MoPe: Model Perturbation-based Privacy Attacks on Language Models
- URL: http://arxiv.org/abs/2310.14369v1
- Date: Sun, 22 Oct 2023 17:33:19 GMT
- Title: MoPe: Model Perturbation-based Privacy Attacks on Language Models
- Authors: Marvin Li, Jason Wang, Jeffrey Wang, Seth Neel
- Abstract summary: Large Language Models (LLMs) can unintentionally leak sensitive information present in their training data.
We present Model Perturbations (MoPe), a new method to identify with high confidence if a given text is in the training data of a pre-trained language model.
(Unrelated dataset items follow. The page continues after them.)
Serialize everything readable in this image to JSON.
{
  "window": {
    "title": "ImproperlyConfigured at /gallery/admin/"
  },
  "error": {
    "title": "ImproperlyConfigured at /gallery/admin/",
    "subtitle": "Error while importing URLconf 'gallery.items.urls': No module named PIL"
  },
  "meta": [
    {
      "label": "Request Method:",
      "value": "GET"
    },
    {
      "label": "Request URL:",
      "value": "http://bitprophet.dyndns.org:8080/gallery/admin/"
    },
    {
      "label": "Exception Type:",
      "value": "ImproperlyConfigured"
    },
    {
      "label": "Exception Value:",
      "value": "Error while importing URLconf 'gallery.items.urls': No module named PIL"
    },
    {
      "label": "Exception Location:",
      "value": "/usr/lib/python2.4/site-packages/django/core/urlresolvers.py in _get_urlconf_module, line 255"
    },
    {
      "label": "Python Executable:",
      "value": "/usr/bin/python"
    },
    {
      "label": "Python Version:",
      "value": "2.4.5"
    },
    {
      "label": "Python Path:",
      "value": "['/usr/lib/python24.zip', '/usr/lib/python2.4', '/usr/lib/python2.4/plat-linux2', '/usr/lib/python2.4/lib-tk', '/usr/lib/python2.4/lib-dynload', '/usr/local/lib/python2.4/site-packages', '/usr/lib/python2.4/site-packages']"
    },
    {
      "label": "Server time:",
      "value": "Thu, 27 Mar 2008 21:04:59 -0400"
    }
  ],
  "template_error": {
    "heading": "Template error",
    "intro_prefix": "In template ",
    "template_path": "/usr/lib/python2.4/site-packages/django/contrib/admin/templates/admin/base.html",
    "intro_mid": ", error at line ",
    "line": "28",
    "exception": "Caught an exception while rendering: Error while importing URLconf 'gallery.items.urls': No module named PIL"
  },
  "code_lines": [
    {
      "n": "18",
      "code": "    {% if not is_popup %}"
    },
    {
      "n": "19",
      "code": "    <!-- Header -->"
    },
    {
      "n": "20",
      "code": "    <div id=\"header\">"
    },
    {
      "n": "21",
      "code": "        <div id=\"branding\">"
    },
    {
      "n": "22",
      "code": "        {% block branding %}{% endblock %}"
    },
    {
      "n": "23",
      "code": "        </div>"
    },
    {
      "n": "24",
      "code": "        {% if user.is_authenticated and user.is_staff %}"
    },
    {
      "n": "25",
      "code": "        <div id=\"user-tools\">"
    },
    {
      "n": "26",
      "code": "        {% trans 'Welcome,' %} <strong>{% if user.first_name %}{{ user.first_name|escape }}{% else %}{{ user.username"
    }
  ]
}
- Score: 4.4746931463927835
- License: http://creativecommons.org/licenses/by/4.0/
- Abstract: Recent work has shown that Large Language Models (LLMs) can unintentionally
leak sensitive information present in their training data. In this paper, we
present Model Perturbations (MoPe), a new method to identify with high
confidence if a given text is in the training data of a pre-trained language
model, given white-box access to the models parameters. MoPe adds noise to the
model in parameter space and measures the drop in log-likelihood at a given
point $x$, a statistic we show approximates the trace of the Hessian matrix
with respect to model parameters. Across language models ranging from $70$M to
$12$B parameters, we show that MoPe is more effective than existing loss-based
attacks and recently proposed perturbation-based methods. We also examine the
role of training point order and model size in attack success, and empirically
demonstrate that MoPe accurately approximate the trace of the Hessian in
practice. Our results show that the loss of a point alone is insufficient to
determine extractability -- there are training points we can recover using our
method that have average loss. This casts some doubt on prior works that use
the loss of a point as evidence of memorization or unlearning.